Das bevorstehende Formel 1-Rennen in Miami steht aufgrund schwerer Gewitter und einer Regenwahrscheinlichkeit von rund 90 Prozent auf der Kippe. Das vierte Rennen der Formel 1-Saison 2026 ist für Sonntag, den 29. April, angesetzt, doch die Wettervorhersage lässt die Teams und Fahrer besorgt zurück.
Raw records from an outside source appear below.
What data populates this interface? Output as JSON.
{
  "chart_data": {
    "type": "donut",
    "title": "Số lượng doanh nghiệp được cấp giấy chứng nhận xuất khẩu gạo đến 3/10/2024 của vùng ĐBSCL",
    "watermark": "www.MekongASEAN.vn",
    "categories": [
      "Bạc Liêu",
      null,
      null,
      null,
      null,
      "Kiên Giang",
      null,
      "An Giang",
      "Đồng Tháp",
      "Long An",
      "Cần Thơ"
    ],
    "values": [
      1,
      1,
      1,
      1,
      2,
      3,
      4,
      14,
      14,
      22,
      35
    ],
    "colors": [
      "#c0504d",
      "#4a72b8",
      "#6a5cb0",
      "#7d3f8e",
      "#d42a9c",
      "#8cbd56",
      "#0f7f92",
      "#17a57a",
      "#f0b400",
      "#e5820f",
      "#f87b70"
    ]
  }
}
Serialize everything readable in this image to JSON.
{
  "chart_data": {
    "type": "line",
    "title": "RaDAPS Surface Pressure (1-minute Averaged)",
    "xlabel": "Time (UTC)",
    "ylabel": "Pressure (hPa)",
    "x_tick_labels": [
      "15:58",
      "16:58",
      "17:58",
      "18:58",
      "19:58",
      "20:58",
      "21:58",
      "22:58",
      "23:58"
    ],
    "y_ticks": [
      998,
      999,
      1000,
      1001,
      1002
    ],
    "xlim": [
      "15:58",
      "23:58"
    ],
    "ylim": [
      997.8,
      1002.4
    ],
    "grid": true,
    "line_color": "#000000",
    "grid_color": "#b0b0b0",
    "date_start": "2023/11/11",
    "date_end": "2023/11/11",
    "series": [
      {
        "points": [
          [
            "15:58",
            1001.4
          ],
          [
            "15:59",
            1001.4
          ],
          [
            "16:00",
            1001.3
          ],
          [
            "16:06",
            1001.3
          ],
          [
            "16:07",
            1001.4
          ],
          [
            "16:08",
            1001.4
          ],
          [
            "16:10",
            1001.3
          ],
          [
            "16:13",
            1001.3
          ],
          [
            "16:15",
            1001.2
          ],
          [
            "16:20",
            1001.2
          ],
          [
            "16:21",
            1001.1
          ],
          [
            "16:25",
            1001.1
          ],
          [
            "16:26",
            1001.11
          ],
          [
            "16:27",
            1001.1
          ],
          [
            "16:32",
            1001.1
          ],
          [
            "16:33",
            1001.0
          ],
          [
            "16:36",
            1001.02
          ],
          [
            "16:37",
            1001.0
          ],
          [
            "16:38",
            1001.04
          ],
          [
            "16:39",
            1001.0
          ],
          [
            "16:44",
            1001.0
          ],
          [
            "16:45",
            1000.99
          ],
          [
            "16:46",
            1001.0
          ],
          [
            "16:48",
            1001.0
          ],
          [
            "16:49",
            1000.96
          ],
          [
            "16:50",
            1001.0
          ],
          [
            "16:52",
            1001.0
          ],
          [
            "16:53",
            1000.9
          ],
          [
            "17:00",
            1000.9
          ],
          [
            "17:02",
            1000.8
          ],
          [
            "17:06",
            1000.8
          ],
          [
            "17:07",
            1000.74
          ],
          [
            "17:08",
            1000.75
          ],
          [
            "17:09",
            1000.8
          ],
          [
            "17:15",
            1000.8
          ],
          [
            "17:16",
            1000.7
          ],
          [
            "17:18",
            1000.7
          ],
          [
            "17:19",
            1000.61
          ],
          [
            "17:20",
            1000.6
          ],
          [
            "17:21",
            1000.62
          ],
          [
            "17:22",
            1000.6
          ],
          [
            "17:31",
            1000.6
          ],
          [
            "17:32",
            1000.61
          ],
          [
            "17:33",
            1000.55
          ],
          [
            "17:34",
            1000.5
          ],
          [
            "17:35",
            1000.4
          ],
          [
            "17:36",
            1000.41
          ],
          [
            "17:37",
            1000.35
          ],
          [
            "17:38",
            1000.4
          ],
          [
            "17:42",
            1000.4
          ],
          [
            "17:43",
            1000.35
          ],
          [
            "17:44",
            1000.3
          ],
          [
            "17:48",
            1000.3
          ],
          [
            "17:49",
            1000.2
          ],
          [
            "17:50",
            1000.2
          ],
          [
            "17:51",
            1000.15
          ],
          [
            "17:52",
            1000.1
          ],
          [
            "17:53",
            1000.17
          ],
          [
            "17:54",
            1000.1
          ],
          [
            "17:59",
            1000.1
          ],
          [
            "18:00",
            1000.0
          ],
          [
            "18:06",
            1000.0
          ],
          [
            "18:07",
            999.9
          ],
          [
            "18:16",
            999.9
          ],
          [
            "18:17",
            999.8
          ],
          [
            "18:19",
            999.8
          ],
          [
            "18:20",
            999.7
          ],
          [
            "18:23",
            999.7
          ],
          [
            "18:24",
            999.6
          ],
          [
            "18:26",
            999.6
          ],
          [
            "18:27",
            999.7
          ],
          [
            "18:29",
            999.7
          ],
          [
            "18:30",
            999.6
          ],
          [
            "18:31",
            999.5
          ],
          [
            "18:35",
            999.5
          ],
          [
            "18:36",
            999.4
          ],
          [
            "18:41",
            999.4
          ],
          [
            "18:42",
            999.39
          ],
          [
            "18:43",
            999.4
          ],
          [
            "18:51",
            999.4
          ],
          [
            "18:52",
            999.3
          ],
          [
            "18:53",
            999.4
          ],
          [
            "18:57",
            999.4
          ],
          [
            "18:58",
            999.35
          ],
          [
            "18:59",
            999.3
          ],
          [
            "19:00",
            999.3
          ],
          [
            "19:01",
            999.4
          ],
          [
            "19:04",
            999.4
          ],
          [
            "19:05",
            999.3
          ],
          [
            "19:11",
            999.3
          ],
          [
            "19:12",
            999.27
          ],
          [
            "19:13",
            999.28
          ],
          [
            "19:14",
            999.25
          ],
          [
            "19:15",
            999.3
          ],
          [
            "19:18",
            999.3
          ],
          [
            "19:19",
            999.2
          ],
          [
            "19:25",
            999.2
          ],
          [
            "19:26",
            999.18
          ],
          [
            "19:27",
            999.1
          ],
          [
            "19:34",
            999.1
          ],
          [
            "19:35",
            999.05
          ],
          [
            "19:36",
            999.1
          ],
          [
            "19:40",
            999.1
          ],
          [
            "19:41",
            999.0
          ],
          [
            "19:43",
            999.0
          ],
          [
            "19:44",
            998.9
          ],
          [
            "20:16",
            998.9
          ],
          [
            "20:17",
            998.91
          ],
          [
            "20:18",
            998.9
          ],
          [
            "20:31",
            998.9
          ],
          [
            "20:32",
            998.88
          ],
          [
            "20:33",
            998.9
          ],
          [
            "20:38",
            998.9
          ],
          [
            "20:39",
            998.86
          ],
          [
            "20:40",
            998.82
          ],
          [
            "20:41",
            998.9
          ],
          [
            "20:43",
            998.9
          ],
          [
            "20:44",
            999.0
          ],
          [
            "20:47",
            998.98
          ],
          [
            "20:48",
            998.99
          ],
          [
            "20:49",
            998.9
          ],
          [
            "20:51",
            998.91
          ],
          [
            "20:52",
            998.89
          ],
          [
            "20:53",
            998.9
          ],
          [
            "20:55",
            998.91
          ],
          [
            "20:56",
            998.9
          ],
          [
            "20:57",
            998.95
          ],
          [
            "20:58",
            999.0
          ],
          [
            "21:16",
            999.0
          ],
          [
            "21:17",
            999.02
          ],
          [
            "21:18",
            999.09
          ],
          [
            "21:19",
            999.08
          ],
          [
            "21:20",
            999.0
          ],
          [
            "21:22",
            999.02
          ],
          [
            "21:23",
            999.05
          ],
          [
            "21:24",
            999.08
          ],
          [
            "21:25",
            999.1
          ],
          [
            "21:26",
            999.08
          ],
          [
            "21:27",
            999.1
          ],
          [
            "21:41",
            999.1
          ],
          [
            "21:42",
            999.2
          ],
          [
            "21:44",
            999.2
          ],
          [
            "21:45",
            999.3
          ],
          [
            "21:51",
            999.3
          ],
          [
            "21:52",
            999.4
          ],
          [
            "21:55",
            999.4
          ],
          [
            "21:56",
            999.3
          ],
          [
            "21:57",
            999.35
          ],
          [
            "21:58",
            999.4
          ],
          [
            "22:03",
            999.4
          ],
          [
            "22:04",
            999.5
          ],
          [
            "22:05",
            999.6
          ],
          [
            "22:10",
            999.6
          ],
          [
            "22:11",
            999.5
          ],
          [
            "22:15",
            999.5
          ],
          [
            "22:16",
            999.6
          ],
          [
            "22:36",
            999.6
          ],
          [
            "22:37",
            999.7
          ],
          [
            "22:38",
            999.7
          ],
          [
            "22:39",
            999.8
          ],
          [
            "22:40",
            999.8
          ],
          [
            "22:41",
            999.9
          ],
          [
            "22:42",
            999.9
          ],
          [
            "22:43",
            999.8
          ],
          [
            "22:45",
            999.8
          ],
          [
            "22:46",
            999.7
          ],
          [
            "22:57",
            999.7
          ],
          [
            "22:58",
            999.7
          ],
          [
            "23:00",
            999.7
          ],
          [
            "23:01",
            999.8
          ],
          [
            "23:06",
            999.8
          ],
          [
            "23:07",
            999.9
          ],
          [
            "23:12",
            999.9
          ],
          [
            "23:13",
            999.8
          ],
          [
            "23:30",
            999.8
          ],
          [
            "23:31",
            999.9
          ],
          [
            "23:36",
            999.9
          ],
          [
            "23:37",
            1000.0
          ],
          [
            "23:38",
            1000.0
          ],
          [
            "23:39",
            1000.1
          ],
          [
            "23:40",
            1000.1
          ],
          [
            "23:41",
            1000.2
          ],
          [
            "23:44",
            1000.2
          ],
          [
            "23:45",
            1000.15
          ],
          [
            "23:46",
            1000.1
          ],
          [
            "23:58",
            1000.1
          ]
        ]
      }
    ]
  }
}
Die aktuellen Bedingungen sind alarmierend: Die Regenwahrscheinlichkeit liegt bei etwa 90 Prozent, während die maximale Windgeschwindigkeit bis zu 36 km/h erreichen kann. In diesem Zusammenhang hat die FIA klare Regeln für Rennen bei Gewitter aufgestellt. Diese Regelungen sind entscheidend, da sie festlegen, wie lange vor dem Rennstart eine Entscheidung über die Durchführung des Rennens getroffen werden muss — maximal zwei Stunden.
Die Situation wird zusätzlich kompliziert durch die Tatsache, dass das Rennwochenende in Miami ein Sprintrennen mit nur einem freien Training ist. Dieses Training dauert mit 90 Minuten auch länger als üblich, was den Teams wenig Zeit zum Testen ihrer neuen Upgrades lässt. Achten wir darauf: In den letzten fünf Wochen gab es keine Rennen — die Spannung ist entsprechend hoch.
Reaktionen aus der Boxengasse:
- Ein Teamchef äußerte sich besorgt: „Im schlimmsten Fall droht der Formel 1 nach den beiden Rennabsagen in Bahrain und Saudi-Arabien auch ein Rennausfall in Miami.“
- Ein anderer Fahrer betonte: „Die Regenwahrscheinlichkeit liegt laut ihnen bei rund 90 Prozent — das macht uns nervös.“
- Die Teams reagieren auf das Feedback von Fahrern und Ingenieuren, um bestmöglich vorbereitet zu sein.
Die Unsicherheit über die Durchführung des Rennens bleibt bestehen. Ob das Rennen in Miami wie geplant stattfinden kann, ist unklar. Die Vorfreude auf das Event wird durch diese wetterbedingten Herausforderungen gedämpft.